*** There is no honour (<-Canadian spelling) and dignity in terrorism only humiliation for yourself and those close to you and regret by yourself and by those close to you. Seek light, not darkness - it will guide you to what is better. MS ***
They were alienated young losers when they first turned to radical Islam to feel like winners.
"What's better than sitting back here and working like a dog - being somebody's puppy, basically what I call it - than moving forward to a life of dignity, life of honor," Carlos Eduardo Almonte explained to the undercover cop taping him in March.
In Somalia, Almonte, 24, and his 20-year-old pal, Mohamed Mahmood Alessa, apparently expected to find bullets and blood and battle - an escape from their humdrum New Jersey suburban lives. Their arrests Saturday at Kennedy Airport stopped all that, officials say.
But in the years before they were nabbed, they often went to mall stores and played first-person-shooter computer games - assuming the terrorist role.
And they watched propaganda videos online, bought military gear and pumped iron to make themselves strong soldiers.
"I'm going to get a gun. I'm the type of person to use it at any time," Alessa bragged to the undercover cop recording their every word. "I'll have more bodies on it than the hairs on my beard."
Alessa, the son of Palestinian immigrants, and Almonte, the son of Dominican parents, turned against the country their parents struggled to get to.
Both had strained relationships with their fathers, who could not understand their sullen, rebellious sons.
Neighbors and classmates say they were normal, outgoing kids who liked sports and Nintendo but grew distant and hostile - and beards - when they began to see themselves as holy warriors as far back as 2006.
In high school, Alessa started hanging out with older kids and getting into trouble.
"He grew out a beard and started getting into fights all the time," said Daniel Forbes, 20. "He isolated himself. He said, 'Nobody gets me.'"

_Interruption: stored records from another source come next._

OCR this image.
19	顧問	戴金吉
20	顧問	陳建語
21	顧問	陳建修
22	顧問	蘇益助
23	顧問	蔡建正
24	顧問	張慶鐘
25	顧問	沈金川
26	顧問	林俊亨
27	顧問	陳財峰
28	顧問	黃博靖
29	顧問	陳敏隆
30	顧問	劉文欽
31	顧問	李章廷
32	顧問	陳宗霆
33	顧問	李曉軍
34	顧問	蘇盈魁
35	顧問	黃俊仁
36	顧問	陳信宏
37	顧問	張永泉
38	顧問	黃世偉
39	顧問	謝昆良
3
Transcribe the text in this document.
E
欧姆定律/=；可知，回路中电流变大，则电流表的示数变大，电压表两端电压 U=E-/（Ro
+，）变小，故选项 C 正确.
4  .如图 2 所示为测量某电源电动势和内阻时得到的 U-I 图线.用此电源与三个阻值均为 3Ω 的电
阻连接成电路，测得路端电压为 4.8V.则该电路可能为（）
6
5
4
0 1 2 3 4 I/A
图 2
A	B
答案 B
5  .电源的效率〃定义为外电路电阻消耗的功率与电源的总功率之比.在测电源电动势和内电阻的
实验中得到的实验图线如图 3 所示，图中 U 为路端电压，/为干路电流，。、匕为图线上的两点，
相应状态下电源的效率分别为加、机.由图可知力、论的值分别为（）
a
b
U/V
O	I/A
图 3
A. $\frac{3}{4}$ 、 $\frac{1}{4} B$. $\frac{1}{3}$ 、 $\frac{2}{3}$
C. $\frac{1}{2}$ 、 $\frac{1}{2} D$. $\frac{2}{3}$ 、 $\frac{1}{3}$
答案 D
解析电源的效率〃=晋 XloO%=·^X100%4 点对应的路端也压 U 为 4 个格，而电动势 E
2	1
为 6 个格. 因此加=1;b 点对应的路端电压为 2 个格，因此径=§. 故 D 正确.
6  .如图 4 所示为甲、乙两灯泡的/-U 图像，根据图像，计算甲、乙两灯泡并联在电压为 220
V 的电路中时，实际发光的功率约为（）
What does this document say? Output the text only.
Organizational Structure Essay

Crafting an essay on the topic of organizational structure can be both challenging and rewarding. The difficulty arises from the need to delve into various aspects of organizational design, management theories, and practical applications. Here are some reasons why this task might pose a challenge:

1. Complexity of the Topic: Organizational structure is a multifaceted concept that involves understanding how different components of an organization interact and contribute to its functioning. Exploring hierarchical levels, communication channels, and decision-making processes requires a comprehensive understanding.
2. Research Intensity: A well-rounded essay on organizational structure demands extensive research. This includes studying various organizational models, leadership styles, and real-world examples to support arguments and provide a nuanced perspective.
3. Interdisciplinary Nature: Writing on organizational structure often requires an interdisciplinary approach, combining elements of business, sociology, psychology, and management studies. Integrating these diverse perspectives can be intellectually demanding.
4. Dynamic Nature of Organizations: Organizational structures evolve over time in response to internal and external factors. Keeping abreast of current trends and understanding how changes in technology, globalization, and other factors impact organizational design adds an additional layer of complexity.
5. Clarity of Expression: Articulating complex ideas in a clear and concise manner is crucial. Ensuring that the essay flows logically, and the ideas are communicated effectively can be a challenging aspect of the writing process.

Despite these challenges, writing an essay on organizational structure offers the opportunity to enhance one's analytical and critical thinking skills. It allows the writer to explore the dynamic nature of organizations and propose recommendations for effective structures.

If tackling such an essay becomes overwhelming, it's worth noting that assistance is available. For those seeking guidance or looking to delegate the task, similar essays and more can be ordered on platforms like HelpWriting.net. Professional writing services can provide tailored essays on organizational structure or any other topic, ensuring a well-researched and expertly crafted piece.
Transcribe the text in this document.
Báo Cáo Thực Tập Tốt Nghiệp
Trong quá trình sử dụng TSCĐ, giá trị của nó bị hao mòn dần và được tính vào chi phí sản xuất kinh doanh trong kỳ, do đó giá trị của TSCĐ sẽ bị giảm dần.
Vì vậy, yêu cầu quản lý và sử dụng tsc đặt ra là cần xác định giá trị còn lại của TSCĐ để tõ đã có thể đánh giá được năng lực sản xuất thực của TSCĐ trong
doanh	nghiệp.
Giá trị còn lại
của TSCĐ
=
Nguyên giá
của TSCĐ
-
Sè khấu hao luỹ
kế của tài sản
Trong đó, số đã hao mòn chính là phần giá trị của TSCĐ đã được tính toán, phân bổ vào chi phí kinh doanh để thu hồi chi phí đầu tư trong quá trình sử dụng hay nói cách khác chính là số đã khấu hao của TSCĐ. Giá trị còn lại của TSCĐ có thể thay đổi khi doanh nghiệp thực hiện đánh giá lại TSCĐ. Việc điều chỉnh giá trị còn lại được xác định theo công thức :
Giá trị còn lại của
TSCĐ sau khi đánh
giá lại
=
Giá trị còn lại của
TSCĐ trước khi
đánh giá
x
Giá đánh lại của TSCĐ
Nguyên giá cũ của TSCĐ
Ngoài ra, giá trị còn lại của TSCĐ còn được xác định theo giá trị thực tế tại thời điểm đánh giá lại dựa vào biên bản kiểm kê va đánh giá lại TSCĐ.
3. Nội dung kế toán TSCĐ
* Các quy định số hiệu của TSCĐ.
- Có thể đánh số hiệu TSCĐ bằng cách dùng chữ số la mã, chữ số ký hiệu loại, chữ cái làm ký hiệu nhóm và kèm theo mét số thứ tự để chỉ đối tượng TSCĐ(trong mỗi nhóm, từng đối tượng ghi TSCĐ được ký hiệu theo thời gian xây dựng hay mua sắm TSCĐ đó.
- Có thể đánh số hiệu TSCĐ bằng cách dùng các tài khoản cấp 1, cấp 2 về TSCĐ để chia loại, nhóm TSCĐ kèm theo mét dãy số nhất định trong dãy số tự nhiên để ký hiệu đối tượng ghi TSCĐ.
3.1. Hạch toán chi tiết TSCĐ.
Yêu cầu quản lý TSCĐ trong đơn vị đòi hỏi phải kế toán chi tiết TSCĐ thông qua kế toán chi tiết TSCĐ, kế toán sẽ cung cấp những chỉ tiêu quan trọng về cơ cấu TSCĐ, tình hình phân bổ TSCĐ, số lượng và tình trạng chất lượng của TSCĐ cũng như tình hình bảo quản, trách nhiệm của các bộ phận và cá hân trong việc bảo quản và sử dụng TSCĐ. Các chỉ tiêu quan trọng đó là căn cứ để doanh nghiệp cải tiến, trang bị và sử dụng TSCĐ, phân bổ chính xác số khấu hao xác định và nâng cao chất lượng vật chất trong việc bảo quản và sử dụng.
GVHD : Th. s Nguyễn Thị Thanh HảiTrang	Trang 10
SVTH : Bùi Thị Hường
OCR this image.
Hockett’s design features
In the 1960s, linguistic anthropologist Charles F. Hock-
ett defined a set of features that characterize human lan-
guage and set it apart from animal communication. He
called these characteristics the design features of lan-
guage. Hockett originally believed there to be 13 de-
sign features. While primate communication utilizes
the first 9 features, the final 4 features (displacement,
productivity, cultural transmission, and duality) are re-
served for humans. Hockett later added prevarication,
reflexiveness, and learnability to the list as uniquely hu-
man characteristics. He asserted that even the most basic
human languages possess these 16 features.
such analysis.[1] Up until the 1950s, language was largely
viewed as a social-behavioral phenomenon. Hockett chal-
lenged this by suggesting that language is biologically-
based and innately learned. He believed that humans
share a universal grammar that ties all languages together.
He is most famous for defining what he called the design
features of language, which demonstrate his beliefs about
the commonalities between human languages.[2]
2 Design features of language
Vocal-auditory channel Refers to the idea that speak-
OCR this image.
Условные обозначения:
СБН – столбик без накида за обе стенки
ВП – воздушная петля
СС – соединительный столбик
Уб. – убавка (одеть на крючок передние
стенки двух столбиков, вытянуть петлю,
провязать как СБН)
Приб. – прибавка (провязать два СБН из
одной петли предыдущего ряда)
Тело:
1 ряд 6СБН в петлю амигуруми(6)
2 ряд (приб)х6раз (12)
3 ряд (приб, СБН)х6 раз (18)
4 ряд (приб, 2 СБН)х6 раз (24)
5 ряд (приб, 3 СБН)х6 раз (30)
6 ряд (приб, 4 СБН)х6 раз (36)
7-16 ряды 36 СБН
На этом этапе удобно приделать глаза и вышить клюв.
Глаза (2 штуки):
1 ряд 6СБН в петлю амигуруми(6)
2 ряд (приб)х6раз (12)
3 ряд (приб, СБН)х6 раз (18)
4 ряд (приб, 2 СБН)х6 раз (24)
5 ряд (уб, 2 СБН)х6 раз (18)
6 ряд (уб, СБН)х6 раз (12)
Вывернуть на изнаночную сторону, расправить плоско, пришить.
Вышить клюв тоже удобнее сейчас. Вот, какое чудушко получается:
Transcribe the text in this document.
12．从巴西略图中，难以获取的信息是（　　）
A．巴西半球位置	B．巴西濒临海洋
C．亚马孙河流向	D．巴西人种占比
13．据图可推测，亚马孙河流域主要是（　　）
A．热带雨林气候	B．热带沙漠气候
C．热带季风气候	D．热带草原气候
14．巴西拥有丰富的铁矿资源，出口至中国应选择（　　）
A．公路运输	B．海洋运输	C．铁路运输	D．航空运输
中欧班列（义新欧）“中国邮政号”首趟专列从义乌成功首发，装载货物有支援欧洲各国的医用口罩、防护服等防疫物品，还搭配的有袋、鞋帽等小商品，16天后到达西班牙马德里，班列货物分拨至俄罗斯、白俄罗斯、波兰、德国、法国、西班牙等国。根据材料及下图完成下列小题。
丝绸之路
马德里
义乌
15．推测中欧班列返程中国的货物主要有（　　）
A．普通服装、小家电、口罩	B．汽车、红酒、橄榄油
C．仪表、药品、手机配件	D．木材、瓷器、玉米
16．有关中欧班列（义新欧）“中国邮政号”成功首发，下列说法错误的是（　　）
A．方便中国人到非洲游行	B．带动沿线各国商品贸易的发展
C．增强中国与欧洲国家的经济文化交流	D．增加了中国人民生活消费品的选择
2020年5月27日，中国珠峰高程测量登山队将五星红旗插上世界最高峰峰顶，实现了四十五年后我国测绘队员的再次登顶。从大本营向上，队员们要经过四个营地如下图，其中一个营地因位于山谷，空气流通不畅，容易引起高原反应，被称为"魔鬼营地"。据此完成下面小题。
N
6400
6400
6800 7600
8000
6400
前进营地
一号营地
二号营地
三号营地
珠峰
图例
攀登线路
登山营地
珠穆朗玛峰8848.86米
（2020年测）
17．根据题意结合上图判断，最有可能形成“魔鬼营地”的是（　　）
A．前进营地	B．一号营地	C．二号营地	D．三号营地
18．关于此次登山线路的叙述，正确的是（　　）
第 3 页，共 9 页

"He wasn't the most popular kid," said Kristen Fernandez, 22, another classmate.
Almonte, though older, became Alessa's follower years ago, after graduating from Elmwood Park High School in 2005.
He converted to Islam, renamed himself "Omar" and started talking about hating America.
"He was kind of a loner. He didn't have a lot going on," said James Fracione, 22, who knew both men. "Then he grew a beard and started talking like [Alessa], saying what America was doing was wrong."
Raj Merchant, 22, who once took an art class with Almonte, said he dropped his high school friends.
"Once he converted, he just disappeared and nobody heard anything from him at all. And then this happened," Merchant said.
"The kid completely changed," said neighbor Jeffrey Strickland, whose son went to school with Almonte. "He went from this fun-loving kid to a real serious, political kind of guy."
Neighbors said Alessa's father was an engineer in Jordan who came to America more than two decades ago and works at a candy store. The family has lived in the same North Bergen, N.J., apartment for 16 years.
They sometimes fought loudly with their son, neighbors said.
"He had anger-management problems," said Alessa's landlord, Hemant Shah. "He doesn't like it here. He wanted to go."